Currently I see a lot of areas where this technique can be applied – generally everything evolve around e-mails, RSS-feeds and automatic web-site crawling.

I hope that I’ll have the time in the near future to actually implement something.

Memory consumption

I’m currently devoting some of my spare time to developing a tool that can track the memory consumption of individual running processes and display the data on a graph.

To narrow this description down a bit – the tool let’s you select a process and shows a graph of used memory over the last few minutes. Pretty nifty.
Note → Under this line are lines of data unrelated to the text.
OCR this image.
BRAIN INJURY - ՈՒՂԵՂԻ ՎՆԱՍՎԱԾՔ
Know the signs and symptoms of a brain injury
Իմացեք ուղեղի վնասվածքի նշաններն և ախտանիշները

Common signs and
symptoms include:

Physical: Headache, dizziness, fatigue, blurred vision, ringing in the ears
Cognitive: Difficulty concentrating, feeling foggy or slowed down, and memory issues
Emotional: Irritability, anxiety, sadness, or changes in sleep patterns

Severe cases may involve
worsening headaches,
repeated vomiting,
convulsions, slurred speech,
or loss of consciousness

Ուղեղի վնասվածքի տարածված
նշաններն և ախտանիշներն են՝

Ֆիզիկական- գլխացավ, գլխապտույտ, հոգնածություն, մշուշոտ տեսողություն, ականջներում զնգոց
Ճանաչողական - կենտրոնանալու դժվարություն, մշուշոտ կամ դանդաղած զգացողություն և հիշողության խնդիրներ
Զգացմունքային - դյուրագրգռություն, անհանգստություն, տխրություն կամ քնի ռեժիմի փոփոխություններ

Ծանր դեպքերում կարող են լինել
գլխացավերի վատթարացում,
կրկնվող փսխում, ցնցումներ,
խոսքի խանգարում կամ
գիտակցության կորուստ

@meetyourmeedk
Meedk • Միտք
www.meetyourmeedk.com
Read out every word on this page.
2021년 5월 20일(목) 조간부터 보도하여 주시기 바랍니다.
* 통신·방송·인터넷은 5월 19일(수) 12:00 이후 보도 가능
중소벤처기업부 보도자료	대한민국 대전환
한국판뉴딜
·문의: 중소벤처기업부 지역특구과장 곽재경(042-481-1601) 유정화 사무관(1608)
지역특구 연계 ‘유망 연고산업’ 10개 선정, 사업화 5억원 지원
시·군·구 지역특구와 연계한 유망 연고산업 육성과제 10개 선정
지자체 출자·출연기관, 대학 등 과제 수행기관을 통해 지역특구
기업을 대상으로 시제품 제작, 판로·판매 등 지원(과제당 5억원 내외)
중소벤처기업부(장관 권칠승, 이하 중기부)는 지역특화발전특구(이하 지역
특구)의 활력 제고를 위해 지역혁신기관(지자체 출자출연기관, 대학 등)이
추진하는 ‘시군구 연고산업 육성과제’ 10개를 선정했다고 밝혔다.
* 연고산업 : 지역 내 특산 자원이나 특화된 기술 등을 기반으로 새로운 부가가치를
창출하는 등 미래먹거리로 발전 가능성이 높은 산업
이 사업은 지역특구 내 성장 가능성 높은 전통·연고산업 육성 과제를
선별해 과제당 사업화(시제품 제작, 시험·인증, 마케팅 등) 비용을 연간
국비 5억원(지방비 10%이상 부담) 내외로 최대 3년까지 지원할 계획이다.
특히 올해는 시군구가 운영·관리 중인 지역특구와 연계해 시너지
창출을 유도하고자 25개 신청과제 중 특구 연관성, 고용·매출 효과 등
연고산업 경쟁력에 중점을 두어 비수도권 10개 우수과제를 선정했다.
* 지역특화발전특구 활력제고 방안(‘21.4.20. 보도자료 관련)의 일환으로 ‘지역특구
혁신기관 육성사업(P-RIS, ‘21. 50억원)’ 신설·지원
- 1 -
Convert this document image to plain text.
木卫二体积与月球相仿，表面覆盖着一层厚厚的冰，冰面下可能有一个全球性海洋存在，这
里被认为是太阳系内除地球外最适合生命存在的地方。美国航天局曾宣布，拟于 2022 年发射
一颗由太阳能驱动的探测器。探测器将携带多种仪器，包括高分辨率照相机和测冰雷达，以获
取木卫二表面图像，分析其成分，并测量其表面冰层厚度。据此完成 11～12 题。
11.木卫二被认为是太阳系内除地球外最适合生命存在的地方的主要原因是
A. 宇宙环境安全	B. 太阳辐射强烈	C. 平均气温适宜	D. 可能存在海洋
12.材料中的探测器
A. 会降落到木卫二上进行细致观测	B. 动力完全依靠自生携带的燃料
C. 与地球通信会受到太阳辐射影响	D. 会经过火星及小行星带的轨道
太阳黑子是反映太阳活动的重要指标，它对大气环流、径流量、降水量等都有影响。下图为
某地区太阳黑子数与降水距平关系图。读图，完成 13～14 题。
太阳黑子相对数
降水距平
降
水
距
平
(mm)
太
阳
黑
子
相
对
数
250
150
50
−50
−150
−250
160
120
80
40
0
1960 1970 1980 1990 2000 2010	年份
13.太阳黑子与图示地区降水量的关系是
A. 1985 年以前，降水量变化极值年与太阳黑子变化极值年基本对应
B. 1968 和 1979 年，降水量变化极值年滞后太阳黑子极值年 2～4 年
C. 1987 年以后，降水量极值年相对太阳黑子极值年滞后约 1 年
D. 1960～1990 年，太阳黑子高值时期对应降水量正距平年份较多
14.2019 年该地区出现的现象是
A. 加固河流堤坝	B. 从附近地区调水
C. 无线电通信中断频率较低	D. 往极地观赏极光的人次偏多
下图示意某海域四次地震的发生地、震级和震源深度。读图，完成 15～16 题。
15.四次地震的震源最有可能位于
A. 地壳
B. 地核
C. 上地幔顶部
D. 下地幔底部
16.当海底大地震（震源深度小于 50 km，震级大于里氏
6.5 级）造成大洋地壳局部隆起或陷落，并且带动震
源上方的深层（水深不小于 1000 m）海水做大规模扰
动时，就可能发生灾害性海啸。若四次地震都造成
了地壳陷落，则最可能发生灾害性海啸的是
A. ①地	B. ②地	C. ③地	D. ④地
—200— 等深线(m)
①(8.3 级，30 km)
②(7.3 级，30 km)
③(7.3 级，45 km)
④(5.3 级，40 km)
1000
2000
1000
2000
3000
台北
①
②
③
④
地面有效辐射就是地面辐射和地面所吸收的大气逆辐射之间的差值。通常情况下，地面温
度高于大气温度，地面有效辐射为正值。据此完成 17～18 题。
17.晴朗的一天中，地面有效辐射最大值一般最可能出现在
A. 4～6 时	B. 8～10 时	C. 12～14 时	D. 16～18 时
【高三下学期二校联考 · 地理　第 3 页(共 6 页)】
Windows XP/Vista lets me track these values numerical and with no history – the application of this feature is rather big during my every day work.

At the moment I’m trying to narrow down some performance and memory consumtion issues in our product which – if solved properly – would allow some very large data sets to be imported.

Double keyed tables

Do you ever find yourself in the need of double keyed tables? Well I do!

If you’re now quite sure what I mean about this I’ll try and sum it up. Imagine a Hashtable where you supply a key-pair instead of one key.

myHashtable.Put(key1, key2, value);

Or if you like that flavor

myHashtable[key1, key2] = value;

So far I haven’t found a good implementation of this scenario which leads me to the only solution: Do it yourself!

Edit: During my work yesterday I made a generic class for double keyed tables. The overall time it took was about 30 minutes and was really worth it! As a natural consequence I can’t reveal the source code here.

Updating .NET Versions

When Microsoft release new versions of their .NET Framework there is no doubt that there will be some nifty new features that we can all benefit from.

Lately the releases has contained data and presentation oriented additions to the framework which would allow us to save many lines of code if used properly. The only problem is – our users need the framework!

It is safe to say that 95% of our users have .NET version 1.0 and 1.1 installed. When it comes to version 2.0 (which our program is linked upon) the number drops to about 85-90% and framework versions 3.0 and 3.5 is installed on under 5% of the user systems. The 10-15% of our users that lack the required framework version 2.0 is bad enough! For various reasons I won’t go into detail with here – we can’t use the usual approach and bundle the installer in an MSI-pack that automatically installs the needed framework – we have to do this manually! This means that two developers spent most of a day writing some script for our installation script that checked for the proper .NET version and downloads + installs version 2.0 if needed.

I really think that Microsoft could help us out a lot on this by simply making all the versions of the .NET Framework mandatory updates through Windows Update. This would help the installation rate among our users to around 95% or even higher – they simply do as told.

This problem is actually one of the main reasons that the Java platform was discarded during the planning phase of the project. With Java the install base drops below the 5% marker which means that every install would have a bundled framework install. The impact on the users would be enormous. They would see a 150+ MB disk space used and have highly increased download times. Not acceptable.

Annoying merge

At work we use a Subversion server to store, branch and merge all our code. Generally this works out great! The life quality of the programming staff has risen quite a few nods after introducing this. Even as a single developer I can only recommend it – the posibility of branching and merging whilst hopping back and forth between different revisions is great! Simply great!

Anyway – one thing that constantly annoys me is the lack of code knowledge by the merge tool. This means that often when two developers has been editing the same file and lines there is a conflict that the merge tool can’t solve properly. Often when files are merged the result can’t compile! This means more management – which means an unhappy developer. Me!

To the best of my knowledge the merge tool could do a much better job if it simply knew what it was merging. A merge tool re-written specifically for C# code would in my oppinion do a much better job in these special cases. I’m not even going to start on the subject of designer generated GUI code merging. We do our very best to avoid this – it is always a source of great failure!

I’ll conclude this rant by noting that my irritation obviously hasn’t peaked yet. If this was the case I would’ve put some effort into a solution.